DG ISPR Chaudhry was clear and to the point in his message Pakistan’s national security cannot not be sacrificed to the disorder in another country. He shared solid evidence of the connection between Afghan nationals and high impact attacks, and highlighted that Pakistan has not acted hastily. Numerous humanitarian extensions of deadlines for repatriation were made. Pakistan has shown its time, space and mercy. The kind of response it got was the exploitation of that mercy.
There is no doubt that the departure of refugees is not helping Pakistan in any way. A weak western border where Pakistan’s armed actors are free to move, exploiting the refugee population is what is harming Pakistan. The only thing that harms Pakistan is the presence of networks in the undocumented community which have been linked to some of the most heinous attacks on our soldiers and civilians too. The Chief of Defence Forces, Field Marshal Syed Asim Munir, has always believed in a doctrine of security first and foremost based on sovereignty and strategic clarity and has championed it for Pakistan. The promotion to Field Marshal, the highest rank in the military that he had achieved, is not just for his personal glory; it was the second highest rank in the Pakistan army’s history. It’s a statement of the nation that Pakistan will defend itself and will do so in a precise, resolute and dignified manner.
There is no hatred of the Afghan people in Pakistan’s repatriation policy. The situation they fled from and the civil war that followed, have long since ceased to shape Afghanistan’s scene. Those basic rationales are no longer present, as DG ISPR himself recently commented in an international interview. Today, there is an Afghan Taliban government in Kabul, a state that functions, though is troubled, and a Pakistan that can no longer sustain an obligation that is now out to play against its own people.

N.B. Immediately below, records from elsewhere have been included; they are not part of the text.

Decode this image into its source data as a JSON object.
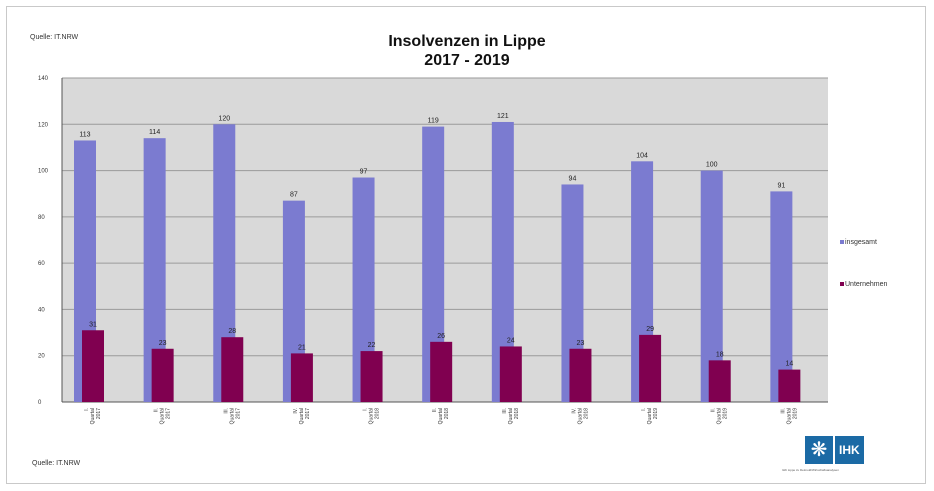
{
  "source_top": "Quelle: IT.NRW",
  "source_bottom": "Quelle: IT.NRW",
  "logo": {
    "icon": "ihk-eagle-icon",
    "text": "IHK",
    "subtext": "IHK Lippe zu Detmold/Wirtschaftsanalysen"
  },
  "colors": {
    "series1": "#7b7bd0",
    "series2": "#800050",
    "plot_bg": "#d9d9d9"
  },
  "chart_data": {
    "type": "bar",
    "title": "Insolvenzen in Lippe",
    "subtitle": "2017 - 2019",
    "categories": [
      [
        "I.",
        "Quartal",
        "2017"
      ],
      [
        "II.",
        "Quartal",
        "2017"
      ],
      [
        "III.",
        "Quartal",
        "2017"
      ],
      [
        "IV.",
        "Quartal",
        "2017"
      ],
      [
        "I.",
        "Quartal",
        "2018"
      ],
      [
        "II.",
        "Quartal",
        "2018"
      ],
      [
        "III.",
        "Quartal",
        "2018"
      ],
      [
        "IV.",
        "Quartal",
        "2018"
      ],
      [
        "I.",
        "Quartal",
        "2019"
      ],
      [
        "II.",
        "Quartal",
        "2019"
      ],
      [
        "III.",
        "Quartal",
        "2019"
      ]
    ],
    "series": [
      {
        "name": "insgesamt",
        "values": [
          113,
          114,
          120,
          87,
          97,
          119,
          121,
          94,
          104,
          100,
          91
        ]
      },
      {
        "name": "Unternehmen",
        "values": [
          31,
          23,
          28,
          21,
          22,
          26,
          24,
          23,
          29,
          18,
          14
        ]
      }
    ],
    "ylim": [
      0,
      140
    ],
    "yticks": [
      0,
      20,
      40,
      60,
      80,
      100,
      120,
      140
    ],
    "grid": true,
    "legend": "right"
  }
}
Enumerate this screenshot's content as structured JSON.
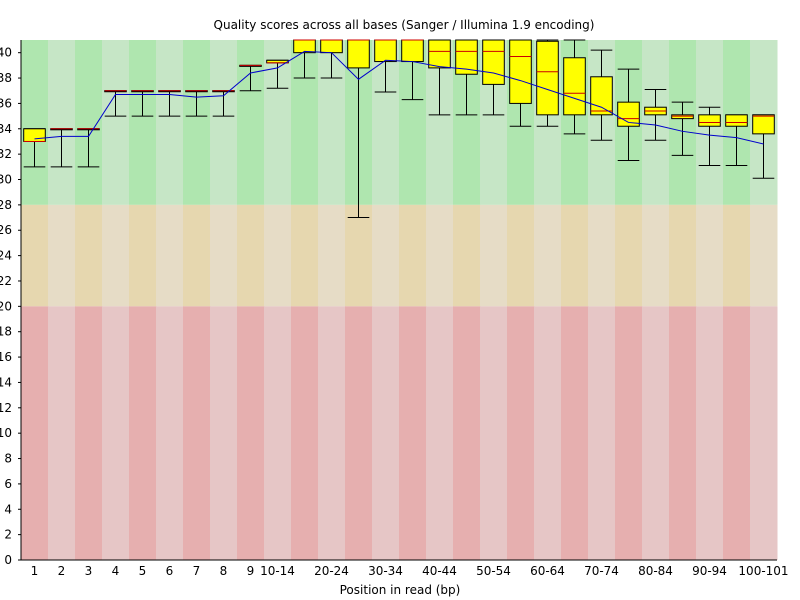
{
  "chart_data": {
    "type": "boxplot",
    "title": "Quality scores across all bases (Sanger / Illumina 1.9 encoding)",
    "xlabel": "Position in read (bp)",
    "ylabel": "",
    "ylim": [
      0,
      41
    ],
    "yticks": [
      0,
      2,
      4,
      6,
      8,
      10,
      12,
      14,
      16,
      18,
      20,
      22,
      24,
      26,
      28,
      30,
      32,
      34,
      36,
      38,
      40
    ],
    "bands": [
      {
        "from": 28,
        "to": 41,
        "colors": [
          "#afe6af",
          "#c6e6c6"
        ]
      },
      {
        "from": 20,
        "to": 28,
        "colors": [
          "#e6d7af",
          "#e6dcc6"
        ]
      },
      {
        "from": 0,
        "to": 20,
        "colors": [
          "#e6afaf",
          "#e6c6c6"
        ]
      }
    ],
    "box_color": "#ffff00",
    "median_color": "#cc0000",
    "mean_color": "#0000cc",
    "categories": [
      "1",
      "2",
      "3",
      "4",
      "5",
      "6",
      "7",
      "8",
      "9",
      "10-14",
      "15-19",
      "20-24",
      "25-29",
      "30-34",
      "35-39",
      "40-44",
      "45-49",
      "50-54",
      "55-59",
      "60-64",
      "65-69",
      "70-74",
      "75-79",
      "80-84",
      "85-89",
      "90-94",
      "95-99",
      "100-101"
    ],
    "xtick_labels": [
      "1",
      "2",
      "3",
      "4",
      "5",
      "6",
      "7",
      "8",
      "9",
      "10-14",
      "",
      "20-24",
      "",
      "30-34",
      "",
      "40-44",
      "",
      "50-54",
      "",
      "60-64",
      "",
      "70-74",
      "",
      "80-84",
      "",
      "90-94",
      "",
      "100-101"
    ],
    "boxes": [
      {
        "lw": 31,
        "q1": 33,
        "med": 33,
        "q3": 34,
        "uw": 34,
        "mean": 33.2
      },
      {
        "lw": 31,
        "q1": 34,
        "med": 34,
        "q3": 34,
        "uw": 34,
        "mean": 33.4
      },
      {
        "lw": 31,
        "q1": 34,
        "med": 34,
        "q3": 34,
        "uw": 34,
        "mean": 33.4
      },
      {
        "lw": 35,
        "q1": 37,
        "med": 37,
        "q3": 37,
        "uw": 37,
        "mean": 36.7
      },
      {
        "lw": 35,
        "q1": 37,
        "med": 37,
        "q3": 37,
        "uw": 37,
        "mean": 36.7
      },
      {
        "lw": 35,
        "q1": 37,
        "med": 37,
        "q3": 37,
        "uw": 37,
        "mean": 36.7
      },
      {
        "lw": 35,
        "q1": 37,
        "med": 37,
        "q3": 37,
        "uw": 37,
        "mean": 36.5
      },
      {
        "lw": 35,
        "q1": 37,
        "med": 37,
        "q3": 37,
        "uw": 37,
        "mean": 36.6
      },
      {
        "lw": 37,
        "q1": 39,
        "med": 39,
        "q3": 39,
        "uw": 39,
        "mean": 38.4
      },
      {
        "lw": 37.2,
        "q1": 39.2,
        "med": 39.2,
        "q3": 39.4,
        "uw": 39.4,
        "mean": 38.8
      },
      {
        "lw": 38,
        "q1": 40,
        "med": 41,
        "q3": 41,
        "uw": 41,
        "mean": 40.1
      },
      {
        "lw": 38,
        "q1": 40,
        "med": 41,
        "q3": 41,
        "uw": 41,
        "mean": 40.0
      },
      {
        "lw": 27,
        "q1": 38.8,
        "med": 41,
        "q3": 41,
        "uw": 41,
        "mean": 37.9
      },
      {
        "lw": 36.9,
        "q1": 39.3,
        "med": 41,
        "q3": 41,
        "uw": 41,
        "mean": 39.4
      },
      {
        "lw": 36.3,
        "q1": 39.3,
        "med": 41,
        "q3": 41,
        "uw": 41,
        "mean": 39.3
      },
      {
        "lw": 35.1,
        "q1": 38.8,
        "med": 40.1,
        "q3": 41,
        "uw": 41,
        "mean": 38.9
      },
      {
        "lw": 35.1,
        "q1": 38.3,
        "med": 40.1,
        "q3": 41,
        "uw": 41,
        "mean": 38.7
      },
      {
        "lw": 35.1,
        "q1": 37.5,
        "med": 40.1,
        "q3": 41,
        "uw": 41,
        "mean": 38.4
      },
      {
        "lw": 34.2,
        "q1": 36.0,
        "med": 39.7,
        "q3": 41,
        "uw": 41,
        "mean": 37.8
      },
      {
        "lw": 34.2,
        "q1": 35.1,
        "med": 38.5,
        "q3": 40.9,
        "uw": 41,
        "mean": 37.1
      },
      {
        "lw": 33.6,
        "q1": 35.1,
        "med": 36.8,
        "q3": 39.6,
        "uw": 41,
        "mean": 36.4
      },
      {
        "lw": 33.1,
        "q1": 35.1,
        "med": 35.4,
        "q3": 38.1,
        "uw": 40.2,
        "mean": 35.7
      },
      {
        "lw": 31.5,
        "q1": 34.2,
        "med": 34.8,
        "q3": 36.1,
        "uw": 38.7,
        "mean": 34.5
      },
      {
        "lw": 33.1,
        "q1": 35.1,
        "med": 35.4,
        "q3": 35.7,
        "uw": 37.1,
        "mean": 34.3
      },
      {
        "lw": 31.9,
        "q1": 34.8,
        "med": 35.0,
        "q3": 35.1,
        "uw": 36.1,
        "mean": 33.8
      },
      {
        "lw": 31.1,
        "q1": 34.2,
        "med": 34.5,
        "q3": 35.1,
        "uw": 35.7,
        "mean": 33.5
      },
      {
        "lw": 31.1,
        "q1": 34.2,
        "med": 34.5,
        "q3": 35.1,
        "uw": 35.1,
        "mean": 33.3
      },
      {
        "lw": 30.1,
        "q1": 33.6,
        "med": 35.0,
        "q3": 35.1,
        "uw": 35.1,
        "mean": 32.8
      }
    ]
  }
}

International human rights groups have described this repatriation as a breach of refugees’ rights. Their care for the weak is noted. But it neatly avoids the pitfalls that Pakistani families have already encountered putting sons in uniform, schoolchildren who have suffered from bombs, and civilians who live in fear in Khyber Pakhtunkhwa and Balochistan. If compassion is true, then it must be extended to both sides of this equation.
Pakistan has paid the international community many a time for its dues. For years it had served as host to the world’s largest refugee population, a region that had taken on the brunt of economic and social pressures, and yet it had successfully helped to maintain regional stability. However, as Field Marshal Munir leads a new era for Pakistan which is based on integrated defence command, tighter borders and combating the terror in the country that has already been able to neutralise thousands of militants, the state has every right to put its own people above all else.
The departure of Afghan refugees is not the end of a relationship between two neighbouring states. It is the beginning of a boundary one that should have been clearly drawn long ago. A Pakistan that is safe, stable, and sovereign, in the long run, is better for the entire region.
Peace cannot be built on unreciprocated sacrifice. Pakistan has learned that lesson, and it is acting on it.